One of cabbage's biggest benefits is that it's packed with vitamin C. Because of the amount vitamin C it contains (more than 20 percent of the Daily Value per serving), cabbage can help prevent or treat conditions caused by a vitamin C deficiency, such as scurvy.
Vitamin C is a source of powerful antioxidants that can help fight premature aging and repair wear and tear on the body. Additionally, antioxidant-rich foods like cabbage can speed up the healing process, keep the nervous system functioning properly and reduce the effects of Alzheimer's disease and other degenerative neural diseases.

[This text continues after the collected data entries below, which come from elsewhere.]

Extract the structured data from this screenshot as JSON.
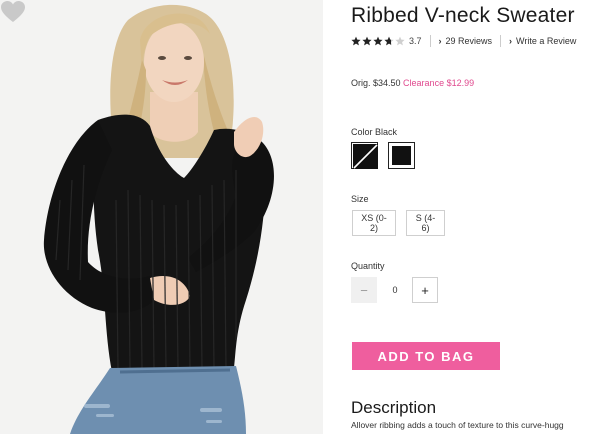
{
  "product": {
    "title": "Ribbed V-neck Sweater",
    "rating": 3.7,
    "rating_text": "3.7",
    "reviews_link": "29 Reviews",
    "write_review_link": "Write a Review",
    "price": {
      "original_label": "Orig. $34.50",
      "clearance_label": "Clearance $12.99"
    },
    "color": {
      "label": "Color Black",
      "swatches": [
        "no-image-swatch",
        "black"
      ]
    },
    "size": {
      "label": "Size",
      "options": [
        "XS (0-2)",
        "S (4-6)"
      ]
    },
    "quantity": {
      "label": "Quantity",
      "value": "0",
      "minus": "−",
      "plus": "+"
    },
    "add_to_bag": "ADD TO BAG",
    "description": {
      "heading": "Description",
      "text": "Allover ribbing adds a touch of texture to this curve-hugg"
    }
  },
  "colors": {
    "accent": "#ef5e9e",
    "clearance": "#e04a8f",
    "photo_background": "#f3f3f2"
  },
  "icons": {
    "favorite": "heart-icon",
    "star": "star-icon",
    "chevron": "chevron-right-icon"
  }
}
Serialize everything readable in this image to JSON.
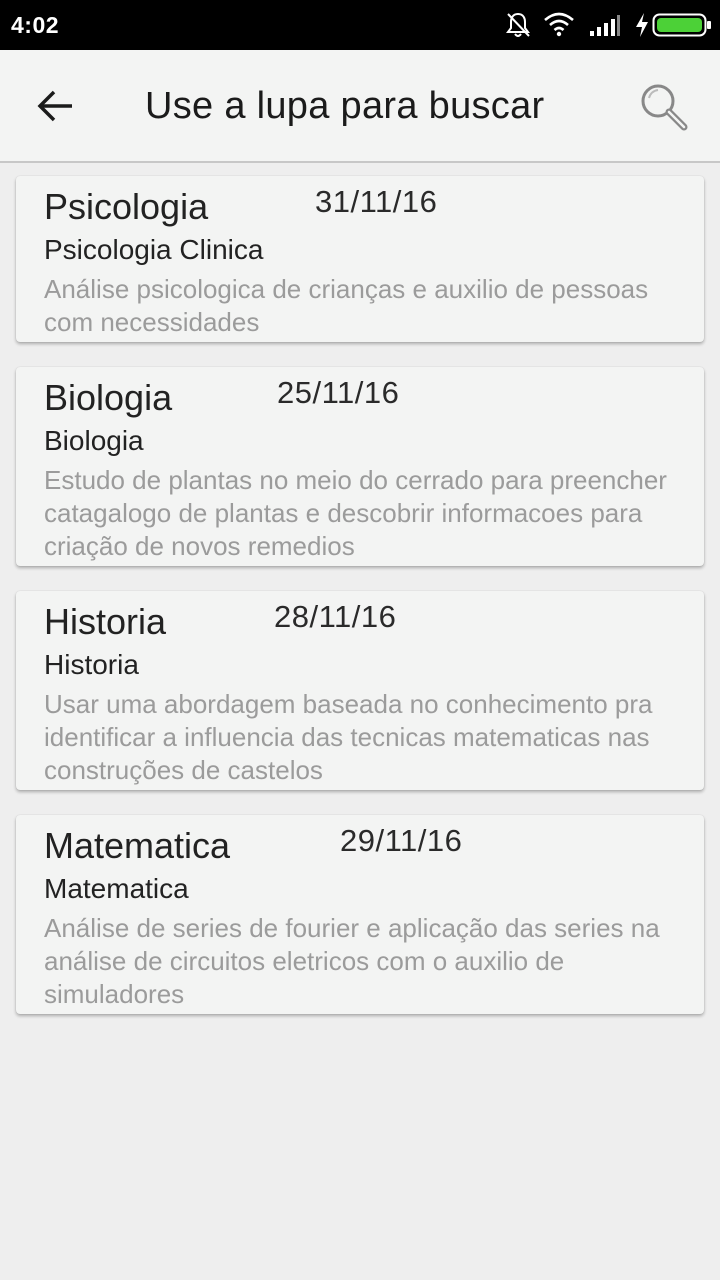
{
  "status_bar": {
    "time": "4:02",
    "icons": [
      "alarm-off-icon",
      "wifi-icon",
      "signal-icon",
      "charging-icon",
      "battery-icon"
    ],
    "battery_color": "#4cd137"
  },
  "app_bar": {
    "title": "Use a lupa para buscar",
    "back_icon": "arrow-left-icon",
    "search_icon": "search-icon"
  },
  "cards": [
    {
      "title": "Psicologia",
      "date": "31/11/16",
      "subtitle": "Psicologia Clinica",
      "description": "Análise psicologica de crianças e auxilio de pessoas com necessidades"
    },
    {
      "title": "Biologia",
      "date": "25/11/16",
      "subtitle": "Biologia",
      "description": "Estudo de plantas no meio do cerrado para preencher catagalogo de plantas e descobrir informacoes para criação de novos remedios"
    },
    {
      "title": "Historia",
      "date": "28/11/16",
      "subtitle": "Historia",
      "description": "Usar uma abordagem baseada no conhecimento pra identificar a influencia das tecnicas matematicas nas construções de castelos"
    },
    {
      "title": "Matematica",
      "date": "29/11/16",
      "subtitle": "Matematica",
      "description": "Análise de series de fourier e aplicação das series na análise de circuitos eletricos com o auxilio de simuladores"
    }
  ]
}
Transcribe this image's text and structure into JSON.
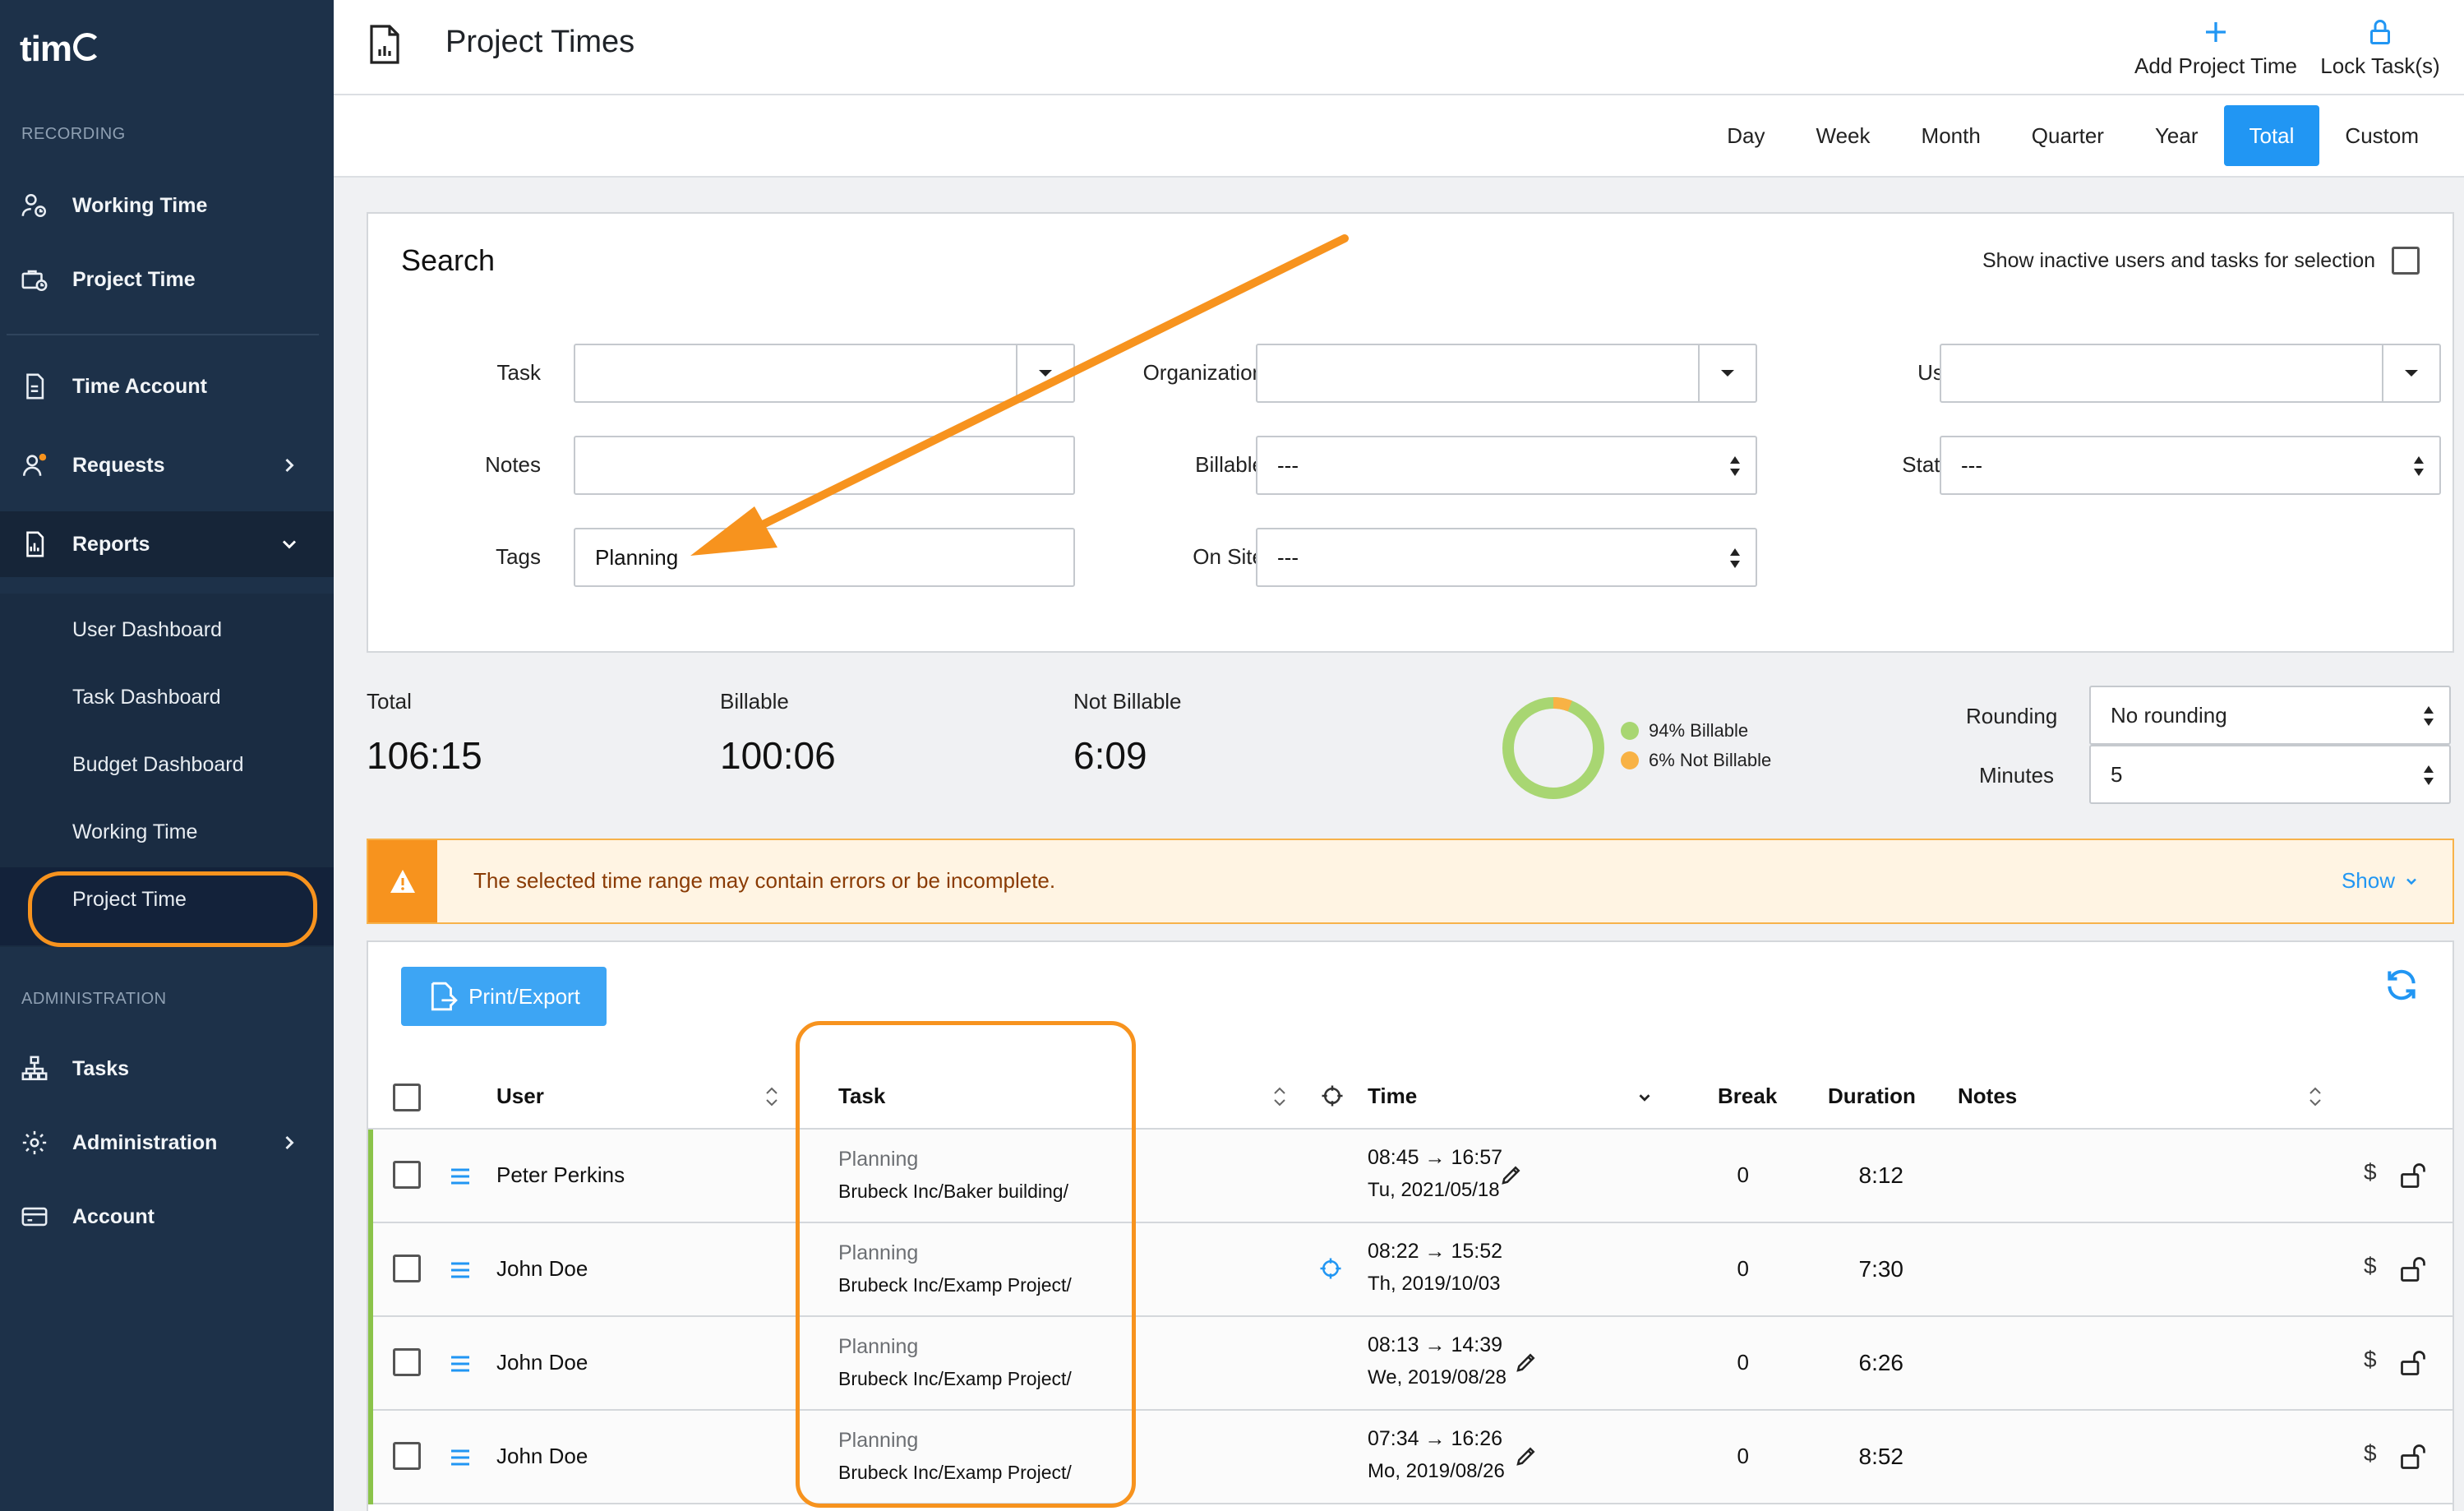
{
  "app": {
    "logo_text": "tim"
  },
  "sidebar": {
    "sections": {
      "recording": "RECORDING",
      "administration": "ADMINISTRATION"
    },
    "items": [
      {
        "label": "Working Time",
        "icon": "user-clock-icon"
      },
      {
        "label": "Project Time",
        "icon": "briefcase-clock-icon"
      },
      {
        "label": "Time Account",
        "icon": "document-icon"
      },
      {
        "label": "Requests",
        "icon": "user-request-icon"
      },
      {
        "label": "Reports",
        "icon": "report-icon"
      },
      {
        "label": "Tasks",
        "icon": "hierarchy-icon"
      },
      {
        "label": "Administration",
        "icon": "gear-icon"
      },
      {
        "label": "Account",
        "icon": "card-icon"
      }
    ],
    "report_subitems": [
      "User Dashboard",
      "Task Dashboard",
      "Budget Dashboard",
      "Working Time",
      "Project Time"
    ]
  },
  "header": {
    "title": "Project Times",
    "add_label": "Add Project Time",
    "lock_label": "Lock Task(s)"
  },
  "periods": [
    "Day",
    "Week",
    "Month",
    "Quarter",
    "Year",
    "Total",
    "Custom"
  ],
  "active_period": "Total",
  "search": {
    "title": "Search",
    "show_inactive": "Show inactive users and tasks for selection",
    "labels": {
      "task": "Task",
      "organization": "Organization",
      "user": "User",
      "notes": "Notes",
      "billable": "Billable",
      "status": "Status",
      "tags": "Tags",
      "on_site": "On Site"
    },
    "values": {
      "task": "",
      "organization": "",
      "user": "",
      "notes": "",
      "billable": "---",
      "status": "---",
      "tags": "Planning",
      "on_site": "---"
    }
  },
  "stats": {
    "total_label": "Total",
    "total": "106:15",
    "billable_label": "Billable",
    "billable": "100:06",
    "not_billable_label": "Not Billable",
    "not_billable": "6:09",
    "legend_billable": "94% Billable",
    "legend_not_billable": "6% Not Billable",
    "billable_fraction": 0.94,
    "colors": {
      "billable": "#a8d672",
      "not_billable": "#f8b245"
    }
  },
  "rounding": {
    "label": "Rounding",
    "value": "No rounding",
    "minutes_label": "Minutes",
    "minutes": "5"
  },
  "warning": {
    "text": "The selected time range may contain errors or be incomplete.",
    "show": "Show"
  },
  "table": {
    "export_label": "Print/Export",
    "columns": {
      "user": "User",
      "task": "Task",
      "time": "Time",
      "break": "Break",
      "duration": "Duration",
      "notes": "Notes"
    },
    "rows": [
      {
        "user": "Peter Perkins",
        "tag": "Planning",
        "path": "Brubeck Inc/Baker building/",
        "range": "08:45 → 16:57",
        "date": "Tu, 2021/05/18",
        "break": "0",
        "duration": "8:12",
        "located": false,
        "editable": true
      },
      {
        "user": "John Doe",
        "tag": "Planning",
        "path": "Brubeck Inc/Examp Project/",
        "range": "08:22 → 15:52",
        "date": "Th, 2019/10/03",
        "break": "0",
        "duration": "7:30",
        "located": true,
        "editable": false
      },
      {
        "user": "John Doe",
        "tag": "Planning",
        "path": "Brubeck Inc/Examp Project/",
        "range": "08:13 → 14:39",
        "date": "We, 2019/08/28",
        "break": "0",
        "duration": "6:26",
        "located": false,
        "editable": true
      },
      {
        "user": "John Doe",
        "tag": "Planning",
        "path": "Brubeck Inc/Examp Project/",
        "range": "07:34 → 16:26",
        "date": "Mo, 2019/08/26",
        "break": "0",
        "duration": "8:52",
        "located": false,
        "editable": true
      }
    ],
    "currency_symbol": "$"
  },
  "accent_colors": {
    "primary": "#2196f3",
    "highlight": "#f7931e",
    "sidebar": "#1d3149"
  }
}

When eaten raw, cabbage contains a lot of fiber, which helps the body retain water and promotes healthy digestion. Getting plenty of fiber can ward off constipation, stomach ulcers, headaches, indigestion and more.
It's easy to incorporate cabbage into your diet. It's most often eaten raw in salads and coleslaws, but it's also delicious when cooked in main dishes or when fermented for sauerkraut or kimchi.
Check out these cabbage recipes for some kitchen inspiration.
Chinese Chicken Cabbage Salad
- 4 cups napa cabbage, sliced thin
- 1 Tbsp extra-virgin olive oil
- 1 Tbsp rice vinegar
- 1 tsp soy sauce
- 1 Tbsp minced ginger
- 1 medium clove garlic, pressed
- 2 Tbsp chopped cilantro
- 4 oz. cooked chicken breast, shredded or cut into 1" cubes
Tuscan Cabbage and Mushrooms
- Toss all ingredients together and serve.
- 2 medium leeks, white and light green parts only
- 3 tsp butter, divided
- 1 oz finely cubed pancetta or bacon
- 1/4 tsp salt, divided
- 1/4 tsp freshly ground pepper, divided
- 1/2 cup reduced-sodium chicken broth, divided, plus more as needed
- 6 cups thinly sliced Savoy cabbage
- 8 ounces shiitake mushrooms, stems removed
- Cut leeks in half lengthwise and rinse thoroughly. Cut crosswise into thin slices, place in a colander and rinse again.
- Heat 2 teaspoons butter in a 12-inch cast-iron skillet over low heat, add pancetta (or bacon) and cook, stirring, until almost crisp. Transfer to a paper towel-lined plate with a slotted spoon.
- Add the remaining 1 teaspoon butter and the leeks to the pan. Season with 1/8 teaspoon each salt and pepper and add 1/4 cup broth (or water); simmer, covered, until tender, about 5 minutes.
- Add cabbage and the remaining 1/4 cup broth; season with the remaining 1/8 teaspoon each salt and pepper. Cover and simmer until tender, about 15 minutes. (Check the cabbage after 5 minutes; if necessary, add more broth or water, a tablespoon at a time, to prevent scorching.) Stir in mushrooms; cover and continue simmering until the vegetables are tender, 5 to 7 minutes more. Serve sprinkled with the reserved pancetta (or bacon).